The commission gathered as much information as possible of victims of psychiatric terror in the Soviet Union and published this information in their Information Bulletins. For the four years of its existence, the Commission published more than 1,500 pages of documentation including 22 Information Bulletins in which over 400 cases of the political abuse of psychiatry were documented in great detail. Summaries of the Information Bulletins were published in the key samizdat publication, A Chronicle of Current Events. The Information Bulletins were sent to the Soviet officials, with request to verify the data and notify the Commission if mistakes were found, and to the West, where human rights defenders used them in the course of their campaigns.

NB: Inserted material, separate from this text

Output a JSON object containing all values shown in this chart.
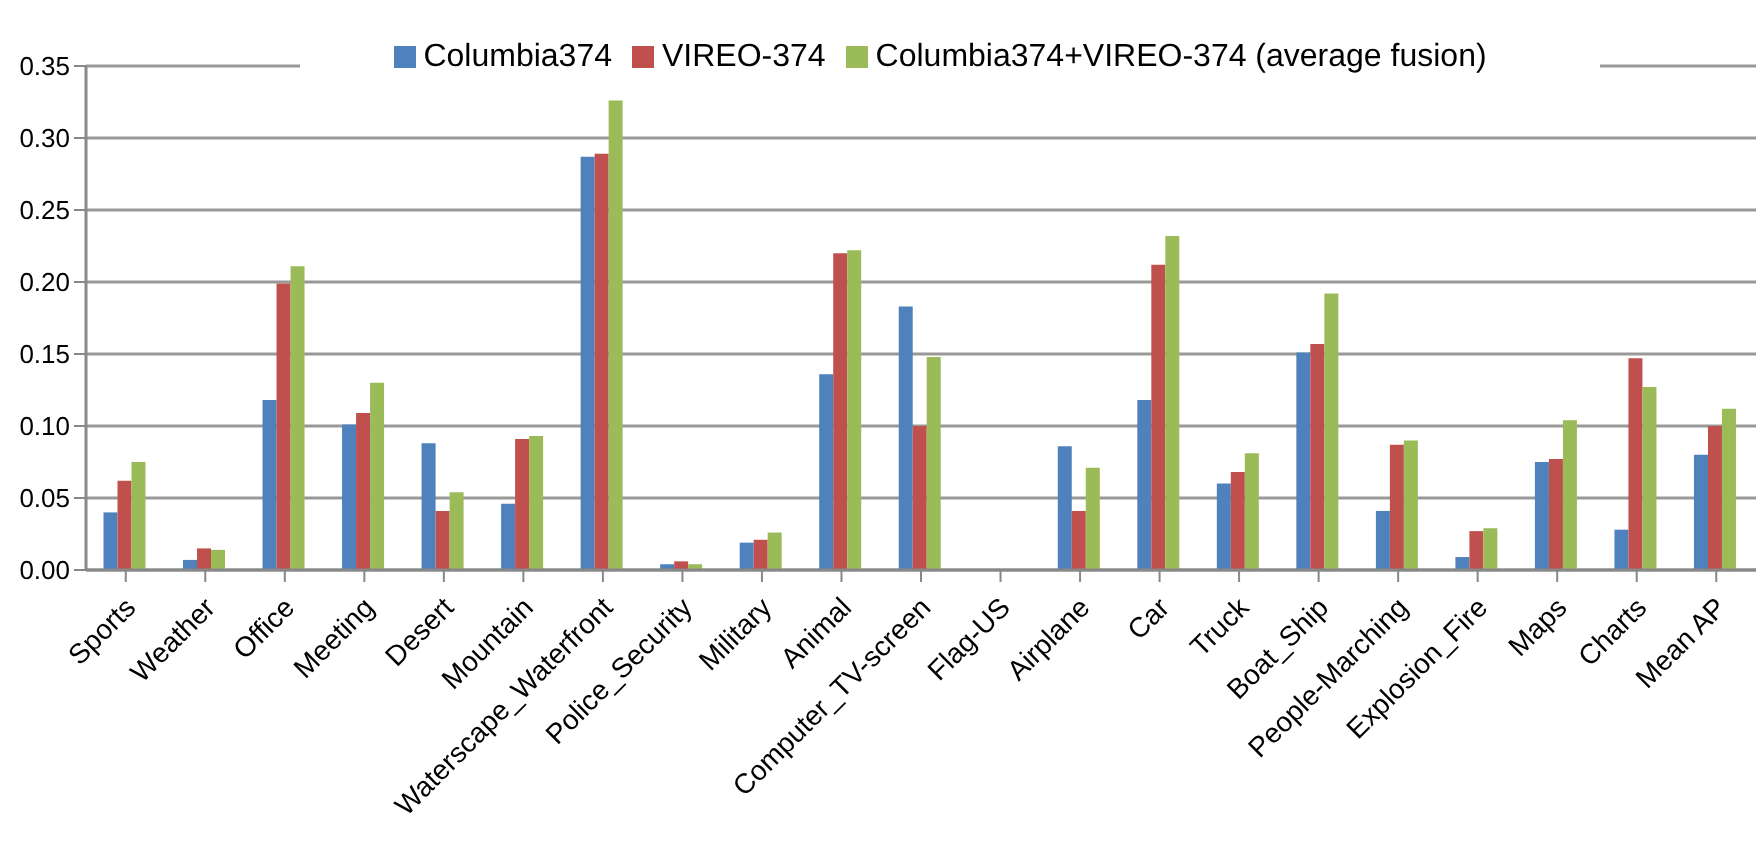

The Information Bulletins were also used to provide the dissident movement with information about Western protests against the political abuse. The Working Commission also gathered information about relevant international events and published reports on the Honolulu Congress of the World Psychiatric Association, including the texts of the key resolutions, and printed translations of long letters by Professor Peter Berner about the course of establishing the Review Committee on abuse.

== Foreign reactions ==
Over fifty victims examined by psychiatrists of the Moscow Working Commission between 1977 and 1981 and the files smuggled to the West by Vladimir Bukovsky in 1971 were the material which convinced most psychiatric associations that there was distinctly something wrong in the USSR. Peter Reddaway said that after he had studied official documents in the Soviet archives, including minutes from meetings of the Politburo of the Central Committee of the Communist Party of the Soviet Union, it became evident to him that Soviet officials at high levels paid close attention to foreign responses to these cases, and if someone was discharged, all dissidents felt the pressure had played a significant part and the more foreign pressure the better. In the autumn of 1978, the British Royal College of Psychiatrists carried a resolution in which it reiterated its concern over the abuse of psychiatry for the suppression of dissent in the USSR and applauded the Soviet citizens who had taken an open stance against such abuse, by expressing its admiration and support especially for Semyon Gluzman, Alexander Podrabinek, Alexander Voloshanovich, and Vladimir Moskalkov.

== Forcing shutdown ==
Members of the Working Commission have been stifled through exile and imprisonment. All of its members were arrested or forced to emigrate. The Working Commission ceased to exist on 21 July 1981 when its last member Feliks Serebrov was sentenced to 5 years of camps and 5 years of exile. Prior to that, members of the Working Commission were arrested and sentenced to various terms of imprisonment and exile: Alexander Podrabinek was sentenced to 3 years of imprisonment (convicted for the second time), Vyacheslav Bakhmin was sentenced to 3 years of imprisonment, Leonard Ternovsky was sentenced to 3 years of imprisonment, Irina Grivnina was sentenced to 5 years of exile, and Anatoly Koryagin was sentenced to particularly severe punishment under Part 1 of Article of 70 the RSFSR Criminal Code, 7 years in prison camps and 5 years of subsequent exile. The charge was anti-Soviet activities for having corresponded with the British medical journal The Lancet, which published an article by Koryagin critical of the Soviet government's use of involuntary psychiatric confinement for political reasons. On 5 April 1981, the Moscow Helsinki Group members Yelena Bonner, Sofiya Kalistratova, Ivan Kovalyov, Naum Meiman issued document No. 162 "The Arrest of Anatoly Koryagin" which stated,

The arrest of Koryagin puts a definite end to the humane and legal activity of the Working Commission to Investigate the Use of Psychiatry for Political Purposes, and gives rise to the fear that the authorities intend to increase their use of psychiatric persecution for political reasons.